What they probably didn’t see coming was that one such technology would make its debut not in Silicon Valley or MIT but at a small state college in remote western South Dakota, 25 miles from Mount Rushmore.
Two shops on the School of Mines and Technology campus are performing one of the world’s first experiments in Biocryptology — a mix of biometrics (using physical traits for identification) and cryptology (the study of encoding private information). Students at the Rapid City school can buy a bag of potato chips with a machine that non-intrusively detects their hemoglobin to make sure the transaction is legitimate.
Researchers figure their technology would provide a critical safeguard against a morbid scenario sometimes found in spy movies in which a thief removes someone else’s finger to fool the scanner.
On a recent Friday, mechanical engineering major Bernard Keeler handed a Red Bull to a cashier in the Miner’s Shack campus shop, typed his birthdate into a pay pad and swiped his finger. Within seconds, the machine had identified his print and checked that blood was pulsing beneath it, allowing him to make the buy. Afterward, Keeler proudly showed off the receipt he was sent via email on his smartphone.
Fingerprint technology isn’t new, nor is the general concept of using biometrics as a way to pay for goods.
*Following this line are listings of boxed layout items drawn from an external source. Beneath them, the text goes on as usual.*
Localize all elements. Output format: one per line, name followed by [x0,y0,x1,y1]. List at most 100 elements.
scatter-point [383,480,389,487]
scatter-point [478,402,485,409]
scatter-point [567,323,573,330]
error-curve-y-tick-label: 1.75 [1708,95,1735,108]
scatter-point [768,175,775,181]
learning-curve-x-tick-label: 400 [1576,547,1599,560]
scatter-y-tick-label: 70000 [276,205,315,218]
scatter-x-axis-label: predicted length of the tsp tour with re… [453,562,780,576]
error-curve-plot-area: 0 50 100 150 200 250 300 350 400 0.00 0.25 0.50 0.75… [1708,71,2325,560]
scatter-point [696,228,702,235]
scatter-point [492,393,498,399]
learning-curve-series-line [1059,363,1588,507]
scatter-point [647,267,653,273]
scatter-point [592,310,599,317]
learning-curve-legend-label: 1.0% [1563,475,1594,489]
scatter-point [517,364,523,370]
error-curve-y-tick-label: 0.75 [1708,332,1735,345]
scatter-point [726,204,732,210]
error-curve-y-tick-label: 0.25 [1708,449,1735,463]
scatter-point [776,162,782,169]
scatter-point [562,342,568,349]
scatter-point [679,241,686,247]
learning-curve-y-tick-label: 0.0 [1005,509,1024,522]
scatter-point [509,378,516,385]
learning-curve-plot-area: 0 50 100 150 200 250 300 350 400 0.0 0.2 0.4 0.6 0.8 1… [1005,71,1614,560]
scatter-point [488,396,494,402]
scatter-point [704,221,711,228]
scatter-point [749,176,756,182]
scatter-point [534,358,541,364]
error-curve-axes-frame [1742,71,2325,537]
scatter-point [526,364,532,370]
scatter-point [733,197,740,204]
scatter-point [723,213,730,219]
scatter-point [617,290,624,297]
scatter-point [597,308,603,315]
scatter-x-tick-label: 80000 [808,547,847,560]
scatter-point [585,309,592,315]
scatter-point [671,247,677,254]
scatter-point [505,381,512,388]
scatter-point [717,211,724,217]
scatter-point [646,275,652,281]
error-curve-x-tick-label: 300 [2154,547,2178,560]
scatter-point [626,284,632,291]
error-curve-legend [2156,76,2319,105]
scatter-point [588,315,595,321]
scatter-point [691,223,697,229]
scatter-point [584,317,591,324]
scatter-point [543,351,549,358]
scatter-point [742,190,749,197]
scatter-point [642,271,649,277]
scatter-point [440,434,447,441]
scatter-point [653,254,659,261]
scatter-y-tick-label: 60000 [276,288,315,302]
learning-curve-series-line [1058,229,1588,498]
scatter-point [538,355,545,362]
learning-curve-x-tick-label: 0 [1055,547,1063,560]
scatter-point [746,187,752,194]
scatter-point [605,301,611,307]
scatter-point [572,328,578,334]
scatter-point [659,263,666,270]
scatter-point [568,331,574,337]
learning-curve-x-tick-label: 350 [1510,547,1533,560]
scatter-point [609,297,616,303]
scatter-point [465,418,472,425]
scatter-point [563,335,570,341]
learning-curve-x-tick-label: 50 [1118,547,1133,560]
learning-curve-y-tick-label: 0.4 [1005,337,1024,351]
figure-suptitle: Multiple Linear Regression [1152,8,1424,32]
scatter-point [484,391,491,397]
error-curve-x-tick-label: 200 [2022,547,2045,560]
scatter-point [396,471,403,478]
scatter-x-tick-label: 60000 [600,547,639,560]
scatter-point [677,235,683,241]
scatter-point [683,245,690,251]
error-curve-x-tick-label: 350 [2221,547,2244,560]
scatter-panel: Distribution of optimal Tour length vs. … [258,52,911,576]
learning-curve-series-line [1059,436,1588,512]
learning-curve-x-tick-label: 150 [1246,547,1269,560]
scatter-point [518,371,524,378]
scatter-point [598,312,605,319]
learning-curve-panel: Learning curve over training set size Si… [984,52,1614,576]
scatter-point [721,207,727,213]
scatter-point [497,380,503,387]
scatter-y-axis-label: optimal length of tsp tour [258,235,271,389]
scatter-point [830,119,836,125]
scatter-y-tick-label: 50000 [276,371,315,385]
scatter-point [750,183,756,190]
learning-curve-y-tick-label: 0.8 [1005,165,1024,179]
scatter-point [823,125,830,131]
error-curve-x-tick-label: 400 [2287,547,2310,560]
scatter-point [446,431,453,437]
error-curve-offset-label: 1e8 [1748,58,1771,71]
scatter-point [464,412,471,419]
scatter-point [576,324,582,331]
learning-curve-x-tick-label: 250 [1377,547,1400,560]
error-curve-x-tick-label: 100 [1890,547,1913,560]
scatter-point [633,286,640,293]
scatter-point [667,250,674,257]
But it’s the extra layer of protection — that deeper check to ensure the finger has a pulse — that researchers say sets this technology apart from already-existing digital fingerprint scans, which are used mostly for criminal background checks.
Al Maas, president of Nexus USA — a subsidiary of Spanish-based Hanscan Indentity Management, which patented the technology — acknowledged South Dakota might seem an unlikely locale to test it, but to him, it was a perfect fit.
“I said, if it flies here in the conservative Midwest, it’s going to go anywhere,” Maas said.